00:00Assegno di inclusione, ora la validazione anche per gli ex detenuti. Le novità nell'ultimo messaggio IMSS, perciò vediamo tutto nel dettaglio.
00:10Come sappiamo l'assegno di inclusione può aspettare a determinate categorie di persone, tra cui rientrano anche le persone in condizioni di svantaggio e inserite in programmi di cura e assistenza.
00:22Tra le condizioni di svantaggio rientrano anche le persone ex detenute nel primo anno successivo al termine della detenzione e persone ammesse alle misure alternative alla detenzione e al lavoro esterno in carico agli uffici per l'esecuzione penale esterna.
00:40Vale la pena precisare che, oltre questo aspetto, per avere l'assegno di inclusione sarà necessario rispettare anche tutti gli altri requisiti, economici, patrimoniali, soggettivi e così via.
00:52Tra cui ricordiamo la mancanza di misure cautelari personali e non aver ricevuto una condanna per un delitto non colposo che comporti l'applicazione di una pena non inferiore a un anno di reclusione nei dieci anni precedenti la domanda di ADI.

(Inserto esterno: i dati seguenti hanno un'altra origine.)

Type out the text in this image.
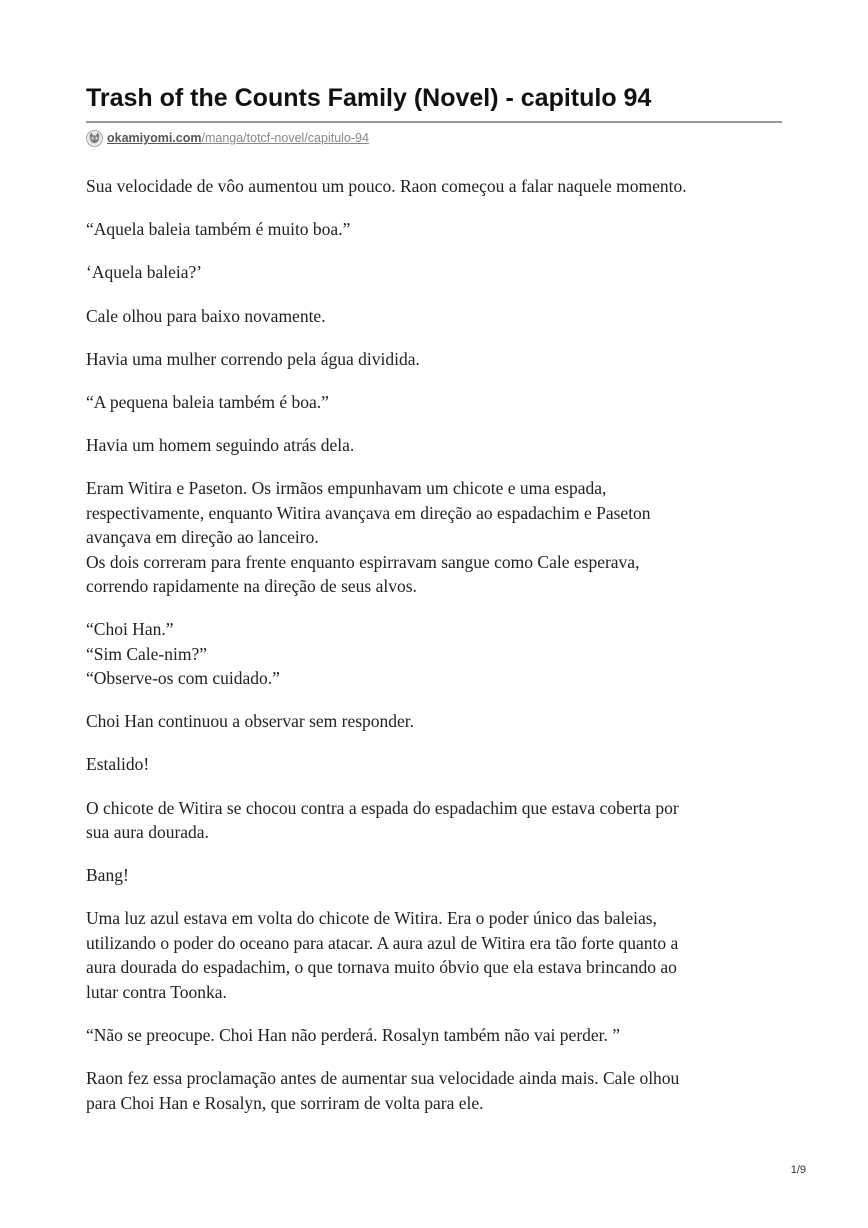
Trash of the Counts Family (Novel) - capitulo 94
okamiyomi.com/manga/totcf-novel/capitulo-94

Sua velocidade de vôo aumentou um pouco. Raon começou a falar naquele momento.

“Aquela baleia também é muito boa.”

‘Aquela baleia?’

Cale olhou para baixo novamente.

Havia uma mulher correndo pela água dividida.

“A pequena baleia também é boa.”

Havia um homem seguindo atrás dela.

Eram Witira e Paseton. Os irmãos empunhavam um chicote e uma espada,
respectivamente, enquanto Witira avançava em direção ao espadachim e Paseton
avançava em direção ao lanceiro.
Os dois correram para frente enquanto espirravam sangue como Cale esperava,
correndo rapidamente na direção de seus alvos.

“Choi Han.”
“Sim Cale-nim?”
“Observe-os com cuidado.”

Choi Han continuou a observar sem responder.

Estalido!

O chicote de Witira se chocou contra a espada do espadachim que estava coberta por
sua aura dourada.

Bang!

Uma luz azul estava em volta do chicote de Witira. Era o poder único das baleias,
utilizando o poder do oceano para atacar. A aura azul de Witira era tão forte quanto a
aura dourada do espadachim, o que tornava muito óbvio que ela estava brincando ao
lutar contra Toonka.

“Não se preocupe. Choi Han não perderá. Rosalyn também não vai perder. ”

Raon fez essa proclamação antes de aumentar sua velocidade ainda mais. Cale olhou
para Choi Han e Rosalyn, que sorriram de volta para ele.

1/9
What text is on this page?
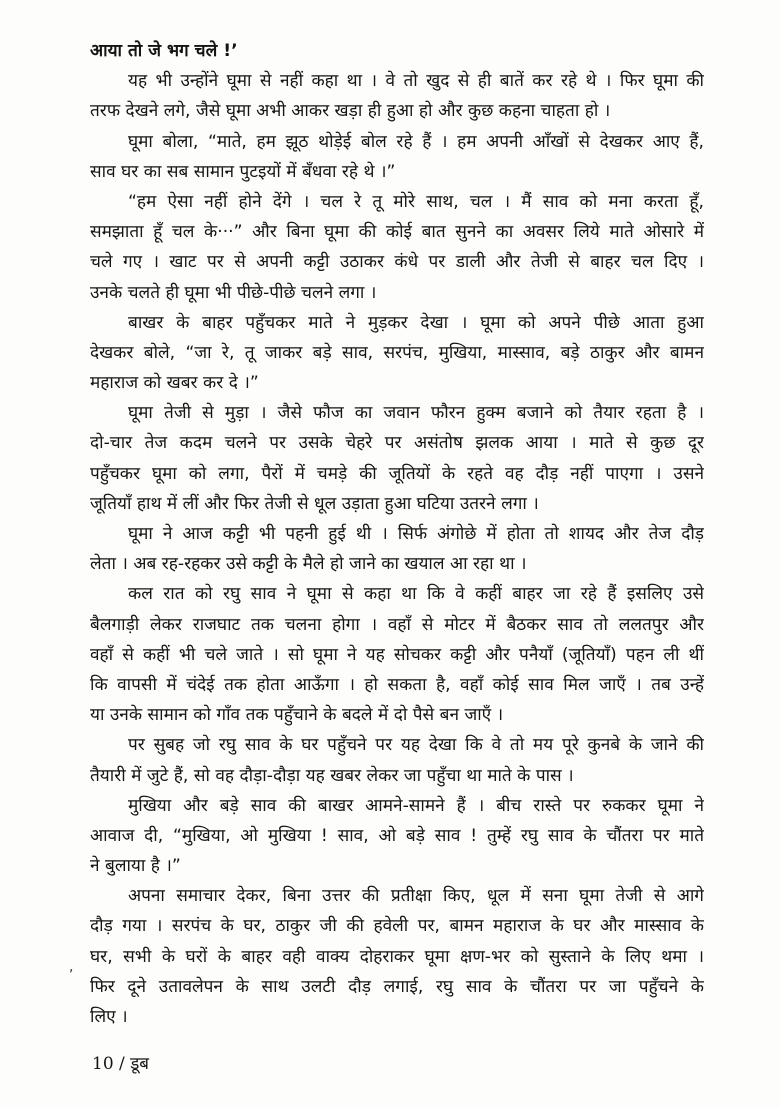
आया तो जे भग चले !’
यह भी उन्होंने घूमा से नहीं कहा था । वे तो खुद से ही बातें कर रहे थे । फिर घूमा की
तरफ देखने लगे, जैसे घूमा अभी आकर खड़ा ही हुआ हो और कुछ कहना चाहता हो ।
घूमा बोला, “माते, हम झूठ थोड़ेई बोल रहे हैं । हम अपनी आँखों से देखकर आए हैं,
साव घर का सब सामान पुटइयों में बँधवा रहे थे ।”
“हम ऐसा नहीं होने देंगे । चल रे तू मोरे साथ, चल । मैं साव को मना करता हूँ,
समझाता हूँ चल के···” और बिना घूमा की कोई बात सुनने का अवसर लिये माते ओसारे में
चले गए । खाट पर से अपनी कट्टी उठाकर कंधे पर डाली और तेजी से बाहर चल दिए ।
उनके चलते ही घूमा भी पीछे-पीछे चलने लगा ।
बाखर के बाहर पहुँचकर माते ने मुड़कर देखा । घूमा को अपने पीछे आता हुआ
देखकर बोले, “जा रे, तू जाकर बड़े साव, सरपंच, मुखिया, मास्साव, बड़े ठाकुर और बामन
महाराज को खबर कर दे ।”
घूमा तेजी से मुड़ा । जैसे फौज का जवान फौरन हुक्म बजाने को तैयार रहता है ।
दो-चार तेज कदम चलने पर उसके चेहरे पर असंतोष झलक आया । माते से कुछ दूर
पहुँचकर घूमा को लगा, पैरों में चमड़े की जूतियों के रहते वह दौड़ नहीं पाएगा । उसने
जूतियाँ हाथ में लीं और फिर तेजी से धूल उड़ाता हुआ घटिया उतरने लगा ।
घूमा ने आज कट्टी भी पहनी हुई थी । सिर्फ अंगोछे में होता तो शायद और तेज दौड़
लेता । अब रह-रहकर उसे कट्टी के मैले हो जाने का खयाल आ रहा था ।
कल रात को रघु साव ने घूमा से कहा था कि वे कहीं बाहर जा रहे हैं इसलिए उसे
बैलगाड़ी लेकर राजघाट तक चलना होगा । वहाँ से मोटर में बैठकर साव तो ललतपुर और
वहाँ से कहीं भी चले जाते । सो घूमा ने यह सोचकर कट्टी और पनैयाँ (जूतियाँ) पहन ली थीं
कि वापसी में चंदेई तक होता आऊँगा । हो सकता है, वहाँ कोई साव मिल जाएँ । तब उन्हें
या उनके सामान को गाँव तक पहुँचाने के बदले में दो पैसे बन जाएँ ।
पर सुबह जो रघु साव के घर पहुँचने पर यह देखा कि वे तो मय पूरे कुनबे के जाने की
तैयारी में जुटे हैं, सो वह दौड़ा-दौड़ा यह खबर लेकर जा पहुँचा था माते के पास ।
मुखिया और बड़े साव की बाखर आमने-सामने हैं । बीच रास्ते पर रुककर घूमा ने
आवाज दी, “मुखिया, ओ मुखिया ! साव, ओ बड़े साव ! तुम्हें रघु साव के चौंतरा पर माते
ने बुलाया है ।”
अपना समाचार देकर, बिना उत्तर की प्रतीक्षा किए, धूल में सना घूमा तेजी से आगे
दौड़ गया । सरपंच के घर, ठाकुर जी की हवेली पर, बामन महाराज के घर और मास्साव के
घर, सभी के घरों के बाहर वही वाक्य दोहराकर घूमा क्षण-भर को सुस्ताने के लिए थमा ।
फिर दूने उतावलेपन के साथ उलटी दौड़ लगाई, रघु साव के चौंतरा पर जा पहुँचने के
लिए ।
,
10 / डूब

01:07Ad ogni modo, quando si presenta la domanda per le condizioni di svantaggio, bisogna inserire la documentazione che attesta questa condizione e che viene rilasciata da amministrazioni come ad esempio le ASL o i comuni.

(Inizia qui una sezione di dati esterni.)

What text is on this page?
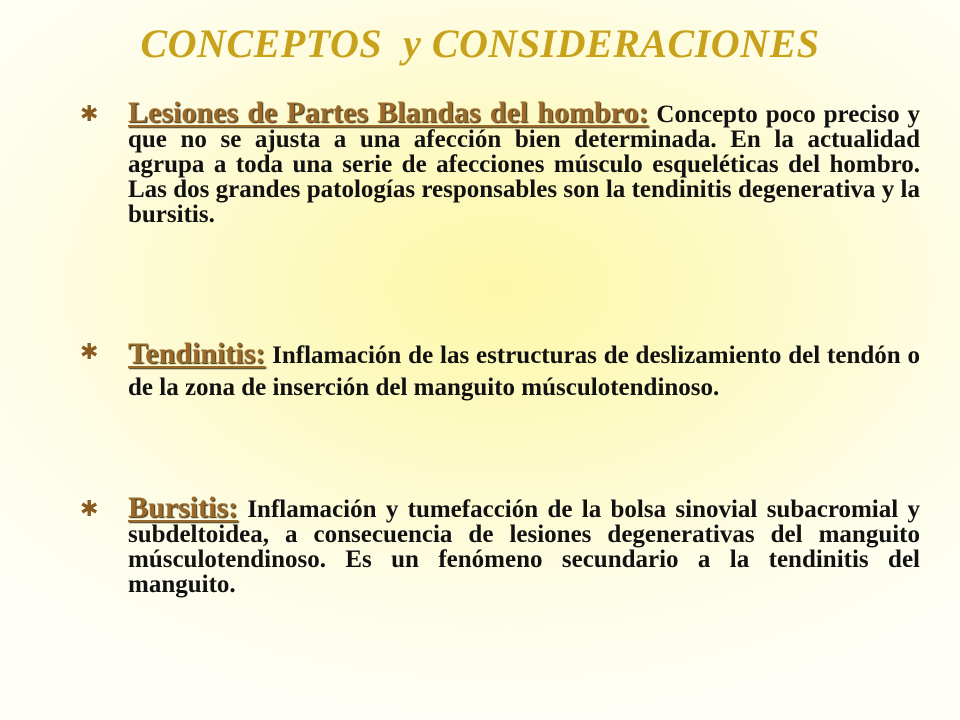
CONCEPTOS y CONSIDERACIONES
✱ Lesiones de Partes Blandas del hombro: Concepto poco preciso y que no se ajusta a una afección bien determinada. En la actualidad agrupa a toda una serie de afecciones músculo esqueléticas del hombro. Las dos grandes patologías responsables son la tendinitis degenerativa y la bursitis.
✱ Tendinitis: Inflamación de las estructuras de deslizamiento del tendón o de la zona de inserción del manguito músculotendinoso.
✱ Bursitis: Inflamación y tumefacción de la bolsa sinovial subacromial y subdeltoidea, a consecuencia de lesiones degenerativas del manguito músculotendinoso. Es un fenómeno secundario a la tendinitis del manguito.
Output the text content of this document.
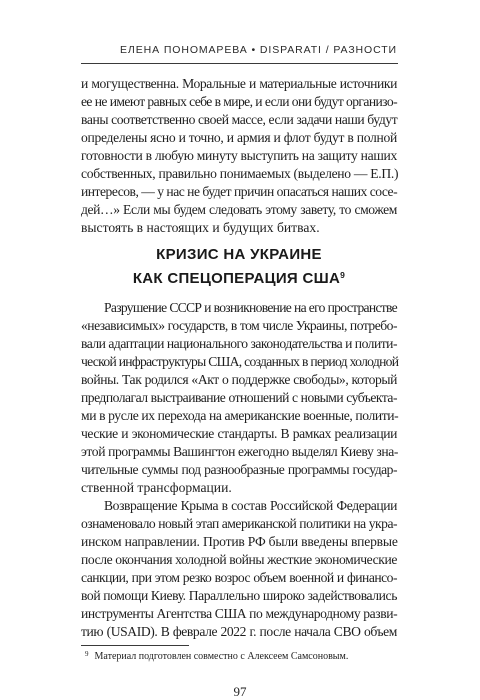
ЕЛЕНА ПОНОМАРЕВА • DISPARATI / РАЗНОСТИ
и могущественна. Моральные и материальные источники
ее не имеют равных себе в мире, и если они будут организо-
ваны соответственно своей массе, если задачи наши будут
определены ясно и точно, и армия и флот будут в полной
готовности в любую минуту выступить на защиту наших
собственных, правильно понимаемых (выделено — Е.П.)
интересов, — у нас не будет причин опасаться наших сосе-
дей…» Если мы будем следовать этому завету, то сможем
выстоять в настоящих и будущих битвах.
КРИЗИС НА УКРАИНЕ
КАК СПЕЦОПЕРАЦИЯ США$^9$
Разрушение СССР и возникновение на его пространстве
«независимых» государств, в том числе Украины, потребо-
вали адаптации национального законодательства и полити-
ческой инфраструктуры США, созданных в период холодной
войны. Так родился «Акт о поддержке свободы», который
предполагал выстраивание отношений с новыми субъекта-
ми в русле их перехода на американские военные, полити-
ческие и экономические стандарты. В рамках реализации
этой программы Вашингтон ежегодно выделял Киеву зна-
чительные суммы под разнообразные программы государ-
ственной трансформации.
Возвращение Крыма в состав Российской Федерации
ознаменовало новый этап американской политики на укра-
инском направлении. Против РФ были введены впервые
после окончания холодной войны жесткие экономические
санкции, при этом резко возрос объем военной и финансо-
вой помощи Киеву. Параллельно широко задействовались
инструменты Агентства США по международному разви-
тию (USAID). В феврале 2022 г. после начала СВО объем
$^9$ Материал подготовлен совместно с Алексеем Самсоновым.
97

01:20Queste amministrazioni dovranno poi confermare o meno la condizione di svantaggio del richiedente tramite il servizio validazione delle certificazioni ADI.

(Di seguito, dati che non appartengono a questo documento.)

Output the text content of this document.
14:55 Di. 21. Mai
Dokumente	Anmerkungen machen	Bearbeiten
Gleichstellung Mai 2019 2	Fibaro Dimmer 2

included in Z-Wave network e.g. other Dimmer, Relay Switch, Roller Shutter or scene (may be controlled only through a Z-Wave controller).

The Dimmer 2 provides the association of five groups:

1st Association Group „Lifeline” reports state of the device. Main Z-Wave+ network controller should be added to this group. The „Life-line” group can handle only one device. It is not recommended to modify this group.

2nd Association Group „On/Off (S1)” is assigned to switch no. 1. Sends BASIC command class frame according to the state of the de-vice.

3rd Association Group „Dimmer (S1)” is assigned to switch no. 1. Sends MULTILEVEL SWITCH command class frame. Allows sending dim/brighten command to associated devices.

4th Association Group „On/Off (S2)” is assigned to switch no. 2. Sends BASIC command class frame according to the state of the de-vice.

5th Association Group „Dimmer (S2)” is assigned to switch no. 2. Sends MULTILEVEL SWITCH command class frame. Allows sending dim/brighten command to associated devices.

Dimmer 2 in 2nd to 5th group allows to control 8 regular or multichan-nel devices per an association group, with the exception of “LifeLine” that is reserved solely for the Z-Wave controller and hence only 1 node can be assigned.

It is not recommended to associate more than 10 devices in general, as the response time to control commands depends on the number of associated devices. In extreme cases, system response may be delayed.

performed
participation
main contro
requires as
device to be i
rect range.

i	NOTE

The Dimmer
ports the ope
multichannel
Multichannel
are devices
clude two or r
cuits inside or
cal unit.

01:31Ebbene, con il messaggio numero 3408 del 12 novembre, IMSS fa sapere di aver esteso questo servizio di validazione anche agli uffici di esecuzione penale esterna del Ministero della Giustizia.
01:44Ora anche questi uffici possono verificare e confermare la condizione di svantaggio delle persone ex detenute che richiedono ADI.
01:53Poi, se gli uffici di esecuzione penale esterna non verificano la condizione di svantaggio entro 60 giorni dalla richiesta di IMSS, la verifica viene comunque considerata positiva e la domanda ADI accolta, ma potrebbe essere comunque soggetta a controlli successivi.
02:10Perciò, se rientriamo nella condizione di svantaggio e siamo presi in carico dal Ministero della Giustizia, quando presentiamo domanda di ADI dobbiamo indicare nel quadro C la nostra condizione, i riferimenti della certificazione e quando è stata rilasciata.
02:26Poi, nella sezione dove ci viene chiesto di specificare l'amministrazione che ha rilasciato la certificazione, oltre ad ASL e comuni ci sarà anche il Ministero della Giustizia.
02:37Quindi, a questo punto, dobbiamo inserire il nostro specifico ufficio di esecuzione penale esterna.
02:43Tra l'altro, IMSS ha messo a disposizione anche le tabelle con l'elenco delle strutture sanitari e degli uffici di esecuzione penale esterna per facilitare la compilazione della domanda.
02:54In ultimo, se per errore selezioniamo un'amministrazione sbagliata, ad esempio un comune al posto di un ufficio o di esecuzione penale esterna, possiamo richiedere la correzione dei dati all'ufficio IMSS territorialmente competente prima che l'istruttoria della domanda sia completata.
03:12E per ora è tutto, al prossimo Focus!